A Charming c.1850 English Provincial School Oil on Panel; ‘A Dog With The Days Bag’

SOLD
Origin: British
Period: Mid Nineteenth Century
Provenance: Unknown
Date: c.1840-60
Canvas Height: 15.75 inches
Canvas Width: 24 inches

The unframed English school painted in oils on a thick pine panel in the provincial naïve style showing a English pointer bitch in profile, with the day’s bag of six catches morphed into a heap set amongst scattered feathers, to include a hare, four pheasants, and a mallard, all highly and wonderfully stylised in the naïve provincial manner, with a further rabbit hanging in the background from a gnarly oak tree, the whole set amongst a grassy knoll with a forest yonder, survives from the middle of the nineteenth century.

The painting is un-cleaned and has some scuffs and scratches with some gauge marks, which have been re-touched. The overall condition is tired but not worryingly so. The work does not need to be framed, as such, as the panel is thick, and thus it rather suits being unframed and there is an old mounting hook verso.

The provincial execution of the painting is charming and has a fantastical, almost surrealist feel to it. The artist was clearly skilled, and had a very good sense of proportion and colour, but above all a beautifully attuned eye to this particular style.
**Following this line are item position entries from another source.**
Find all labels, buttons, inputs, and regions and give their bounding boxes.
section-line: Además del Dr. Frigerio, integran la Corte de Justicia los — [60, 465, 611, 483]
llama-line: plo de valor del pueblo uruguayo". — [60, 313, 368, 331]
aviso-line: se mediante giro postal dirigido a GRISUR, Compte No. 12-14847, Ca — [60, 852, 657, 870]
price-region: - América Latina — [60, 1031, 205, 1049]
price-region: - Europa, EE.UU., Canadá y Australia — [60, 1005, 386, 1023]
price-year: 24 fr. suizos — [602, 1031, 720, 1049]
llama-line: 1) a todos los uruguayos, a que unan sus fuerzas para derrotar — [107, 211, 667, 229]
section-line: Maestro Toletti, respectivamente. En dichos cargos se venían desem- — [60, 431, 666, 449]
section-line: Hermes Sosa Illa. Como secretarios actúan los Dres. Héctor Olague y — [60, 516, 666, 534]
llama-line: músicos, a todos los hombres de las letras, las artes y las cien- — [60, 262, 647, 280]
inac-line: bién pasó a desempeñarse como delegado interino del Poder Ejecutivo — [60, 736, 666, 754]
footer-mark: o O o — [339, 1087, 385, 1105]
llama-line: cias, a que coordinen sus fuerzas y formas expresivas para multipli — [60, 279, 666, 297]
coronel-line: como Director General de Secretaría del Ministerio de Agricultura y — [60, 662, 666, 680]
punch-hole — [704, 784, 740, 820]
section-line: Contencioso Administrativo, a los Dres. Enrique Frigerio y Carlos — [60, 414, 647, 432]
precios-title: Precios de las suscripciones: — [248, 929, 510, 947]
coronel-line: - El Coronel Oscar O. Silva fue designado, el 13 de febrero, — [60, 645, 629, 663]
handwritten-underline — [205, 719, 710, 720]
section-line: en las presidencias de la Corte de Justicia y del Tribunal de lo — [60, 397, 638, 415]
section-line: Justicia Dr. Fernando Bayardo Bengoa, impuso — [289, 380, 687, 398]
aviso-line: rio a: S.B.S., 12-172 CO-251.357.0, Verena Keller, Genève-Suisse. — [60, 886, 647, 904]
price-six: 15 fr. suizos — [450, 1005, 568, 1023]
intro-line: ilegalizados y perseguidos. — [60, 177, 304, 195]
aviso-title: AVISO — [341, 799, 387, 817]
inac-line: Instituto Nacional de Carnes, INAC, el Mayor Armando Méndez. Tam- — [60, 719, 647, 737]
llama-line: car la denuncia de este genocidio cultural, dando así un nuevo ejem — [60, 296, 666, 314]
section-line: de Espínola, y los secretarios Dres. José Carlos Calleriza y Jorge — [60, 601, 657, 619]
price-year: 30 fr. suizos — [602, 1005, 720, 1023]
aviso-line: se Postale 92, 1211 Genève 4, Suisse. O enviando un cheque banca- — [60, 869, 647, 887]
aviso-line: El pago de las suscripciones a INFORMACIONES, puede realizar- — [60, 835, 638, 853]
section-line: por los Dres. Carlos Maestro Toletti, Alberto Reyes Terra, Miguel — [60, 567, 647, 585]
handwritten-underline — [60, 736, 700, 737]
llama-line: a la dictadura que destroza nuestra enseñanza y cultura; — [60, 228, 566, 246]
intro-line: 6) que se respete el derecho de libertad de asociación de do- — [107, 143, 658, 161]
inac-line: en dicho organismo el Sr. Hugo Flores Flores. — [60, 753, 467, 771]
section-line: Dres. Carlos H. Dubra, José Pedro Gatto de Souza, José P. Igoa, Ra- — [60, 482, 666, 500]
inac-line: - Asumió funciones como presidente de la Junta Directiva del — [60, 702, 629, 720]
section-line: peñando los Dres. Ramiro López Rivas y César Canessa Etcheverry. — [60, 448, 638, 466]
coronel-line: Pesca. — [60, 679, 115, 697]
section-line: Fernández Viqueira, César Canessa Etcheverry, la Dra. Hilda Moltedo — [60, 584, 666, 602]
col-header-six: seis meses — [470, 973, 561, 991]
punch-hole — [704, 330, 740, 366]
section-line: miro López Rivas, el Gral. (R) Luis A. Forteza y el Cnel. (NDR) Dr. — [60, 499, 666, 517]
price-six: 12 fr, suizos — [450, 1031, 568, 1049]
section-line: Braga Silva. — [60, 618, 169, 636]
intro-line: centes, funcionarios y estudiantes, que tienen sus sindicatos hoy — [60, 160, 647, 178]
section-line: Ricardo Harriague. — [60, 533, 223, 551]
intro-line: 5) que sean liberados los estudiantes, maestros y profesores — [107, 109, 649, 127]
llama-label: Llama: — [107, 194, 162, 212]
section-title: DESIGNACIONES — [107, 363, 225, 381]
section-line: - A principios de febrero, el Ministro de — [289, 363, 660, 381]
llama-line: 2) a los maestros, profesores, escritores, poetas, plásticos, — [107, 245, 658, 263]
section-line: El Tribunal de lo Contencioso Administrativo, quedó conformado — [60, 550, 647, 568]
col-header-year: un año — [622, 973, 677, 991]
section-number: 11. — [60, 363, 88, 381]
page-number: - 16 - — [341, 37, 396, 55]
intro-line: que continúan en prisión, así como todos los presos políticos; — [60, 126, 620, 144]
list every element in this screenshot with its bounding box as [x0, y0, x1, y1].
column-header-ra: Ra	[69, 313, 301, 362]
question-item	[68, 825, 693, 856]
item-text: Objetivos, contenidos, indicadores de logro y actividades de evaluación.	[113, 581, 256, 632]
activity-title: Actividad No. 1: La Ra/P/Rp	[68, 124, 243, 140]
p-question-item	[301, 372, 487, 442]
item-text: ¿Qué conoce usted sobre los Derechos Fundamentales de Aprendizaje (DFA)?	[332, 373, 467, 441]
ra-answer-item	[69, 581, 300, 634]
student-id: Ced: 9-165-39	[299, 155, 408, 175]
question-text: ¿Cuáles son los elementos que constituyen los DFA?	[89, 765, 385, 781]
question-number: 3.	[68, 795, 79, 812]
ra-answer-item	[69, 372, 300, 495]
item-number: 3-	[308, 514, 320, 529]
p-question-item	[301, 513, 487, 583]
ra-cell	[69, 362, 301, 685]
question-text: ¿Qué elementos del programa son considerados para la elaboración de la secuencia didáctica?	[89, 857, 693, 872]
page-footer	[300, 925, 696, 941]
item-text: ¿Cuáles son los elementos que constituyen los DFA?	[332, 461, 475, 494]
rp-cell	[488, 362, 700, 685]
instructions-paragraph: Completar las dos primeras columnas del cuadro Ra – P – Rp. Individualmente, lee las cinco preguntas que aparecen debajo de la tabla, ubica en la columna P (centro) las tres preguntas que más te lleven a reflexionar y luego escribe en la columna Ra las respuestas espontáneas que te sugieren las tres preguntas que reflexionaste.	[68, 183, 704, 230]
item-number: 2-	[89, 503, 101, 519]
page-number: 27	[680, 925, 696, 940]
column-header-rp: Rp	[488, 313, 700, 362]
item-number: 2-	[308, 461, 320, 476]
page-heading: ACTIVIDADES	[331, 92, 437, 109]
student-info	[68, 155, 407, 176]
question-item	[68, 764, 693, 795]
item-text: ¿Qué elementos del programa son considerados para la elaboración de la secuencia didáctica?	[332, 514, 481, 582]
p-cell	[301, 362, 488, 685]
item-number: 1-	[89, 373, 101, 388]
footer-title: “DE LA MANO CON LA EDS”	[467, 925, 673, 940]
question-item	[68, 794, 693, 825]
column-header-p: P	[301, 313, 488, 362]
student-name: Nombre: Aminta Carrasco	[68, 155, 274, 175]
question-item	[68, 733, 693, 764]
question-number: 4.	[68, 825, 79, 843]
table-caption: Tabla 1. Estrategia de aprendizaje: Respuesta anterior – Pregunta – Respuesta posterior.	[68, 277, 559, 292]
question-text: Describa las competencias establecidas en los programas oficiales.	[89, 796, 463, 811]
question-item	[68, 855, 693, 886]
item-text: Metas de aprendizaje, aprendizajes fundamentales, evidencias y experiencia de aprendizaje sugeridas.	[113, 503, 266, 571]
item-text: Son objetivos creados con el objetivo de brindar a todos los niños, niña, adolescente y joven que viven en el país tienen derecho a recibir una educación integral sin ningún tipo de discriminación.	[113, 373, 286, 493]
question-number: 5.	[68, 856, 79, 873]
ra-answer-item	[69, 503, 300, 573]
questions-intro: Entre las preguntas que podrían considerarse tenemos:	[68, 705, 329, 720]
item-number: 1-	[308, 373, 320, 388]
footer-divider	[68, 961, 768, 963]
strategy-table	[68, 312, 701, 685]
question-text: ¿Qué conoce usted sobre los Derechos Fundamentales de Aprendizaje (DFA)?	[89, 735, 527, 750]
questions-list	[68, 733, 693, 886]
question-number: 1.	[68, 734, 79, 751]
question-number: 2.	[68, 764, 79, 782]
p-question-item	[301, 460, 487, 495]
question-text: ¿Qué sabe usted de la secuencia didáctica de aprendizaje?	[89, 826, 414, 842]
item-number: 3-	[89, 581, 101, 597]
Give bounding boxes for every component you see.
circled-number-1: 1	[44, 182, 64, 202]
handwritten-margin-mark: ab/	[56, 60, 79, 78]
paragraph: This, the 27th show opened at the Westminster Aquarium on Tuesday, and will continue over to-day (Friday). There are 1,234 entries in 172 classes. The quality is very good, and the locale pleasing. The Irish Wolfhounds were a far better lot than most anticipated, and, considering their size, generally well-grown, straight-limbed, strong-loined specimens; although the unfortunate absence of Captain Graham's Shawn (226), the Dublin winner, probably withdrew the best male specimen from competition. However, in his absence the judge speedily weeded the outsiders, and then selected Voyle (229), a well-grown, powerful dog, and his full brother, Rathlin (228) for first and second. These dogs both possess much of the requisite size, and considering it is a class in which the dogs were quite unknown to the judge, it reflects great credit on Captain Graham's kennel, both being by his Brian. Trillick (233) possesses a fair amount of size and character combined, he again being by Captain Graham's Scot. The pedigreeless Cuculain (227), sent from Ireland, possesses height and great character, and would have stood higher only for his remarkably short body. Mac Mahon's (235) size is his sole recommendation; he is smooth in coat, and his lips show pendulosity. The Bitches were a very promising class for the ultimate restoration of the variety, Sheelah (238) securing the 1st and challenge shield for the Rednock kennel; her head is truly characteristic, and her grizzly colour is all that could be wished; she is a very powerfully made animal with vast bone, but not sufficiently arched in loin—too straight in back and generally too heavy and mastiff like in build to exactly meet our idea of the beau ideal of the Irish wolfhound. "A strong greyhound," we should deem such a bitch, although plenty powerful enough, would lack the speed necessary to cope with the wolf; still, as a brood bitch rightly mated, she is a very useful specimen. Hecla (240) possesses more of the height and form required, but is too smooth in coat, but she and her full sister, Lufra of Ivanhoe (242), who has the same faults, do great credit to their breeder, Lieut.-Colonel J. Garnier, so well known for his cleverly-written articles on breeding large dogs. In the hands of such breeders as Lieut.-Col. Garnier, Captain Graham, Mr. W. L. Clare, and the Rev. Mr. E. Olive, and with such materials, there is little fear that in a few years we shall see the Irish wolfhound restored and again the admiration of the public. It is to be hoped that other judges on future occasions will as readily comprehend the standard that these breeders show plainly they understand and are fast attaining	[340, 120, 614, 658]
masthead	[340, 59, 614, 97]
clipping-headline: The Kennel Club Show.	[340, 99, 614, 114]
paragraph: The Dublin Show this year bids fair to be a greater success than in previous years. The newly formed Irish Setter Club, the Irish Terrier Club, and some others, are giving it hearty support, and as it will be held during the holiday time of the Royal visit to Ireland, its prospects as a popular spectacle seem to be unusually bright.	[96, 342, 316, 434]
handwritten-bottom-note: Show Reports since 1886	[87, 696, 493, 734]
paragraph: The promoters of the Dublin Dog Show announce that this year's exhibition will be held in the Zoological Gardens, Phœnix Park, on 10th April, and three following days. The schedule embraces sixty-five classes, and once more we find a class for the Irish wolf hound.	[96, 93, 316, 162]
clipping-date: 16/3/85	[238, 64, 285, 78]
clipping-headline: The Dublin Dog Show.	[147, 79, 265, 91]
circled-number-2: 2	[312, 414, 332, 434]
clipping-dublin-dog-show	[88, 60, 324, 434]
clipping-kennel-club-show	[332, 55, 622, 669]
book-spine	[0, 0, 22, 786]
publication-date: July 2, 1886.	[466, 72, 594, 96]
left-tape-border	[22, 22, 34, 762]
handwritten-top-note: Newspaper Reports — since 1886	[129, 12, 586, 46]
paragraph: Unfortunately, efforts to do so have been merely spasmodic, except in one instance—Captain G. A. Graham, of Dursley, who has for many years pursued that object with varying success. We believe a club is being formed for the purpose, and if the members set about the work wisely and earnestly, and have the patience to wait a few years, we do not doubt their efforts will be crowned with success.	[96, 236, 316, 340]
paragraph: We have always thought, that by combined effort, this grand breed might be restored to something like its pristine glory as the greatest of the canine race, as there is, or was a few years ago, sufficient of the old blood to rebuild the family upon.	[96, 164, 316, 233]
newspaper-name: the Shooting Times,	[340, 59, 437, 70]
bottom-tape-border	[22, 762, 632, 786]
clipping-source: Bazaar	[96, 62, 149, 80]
The catch is beautifully balanced with the main cock pheasant’s tail stuck proudly in the air, the other animals eccentrically whirled into an almost bag shaped frenzy with shades of salvidor dali. This subject matter was popular in the nineteenth century for there were a clutch of paintings in the period that showed dogs resting with the day’s bag, for instance by James Hardy.

With a dash of wonderful quirkiness this is provincial naive school at its distinctively wide-eyed but brilliant best.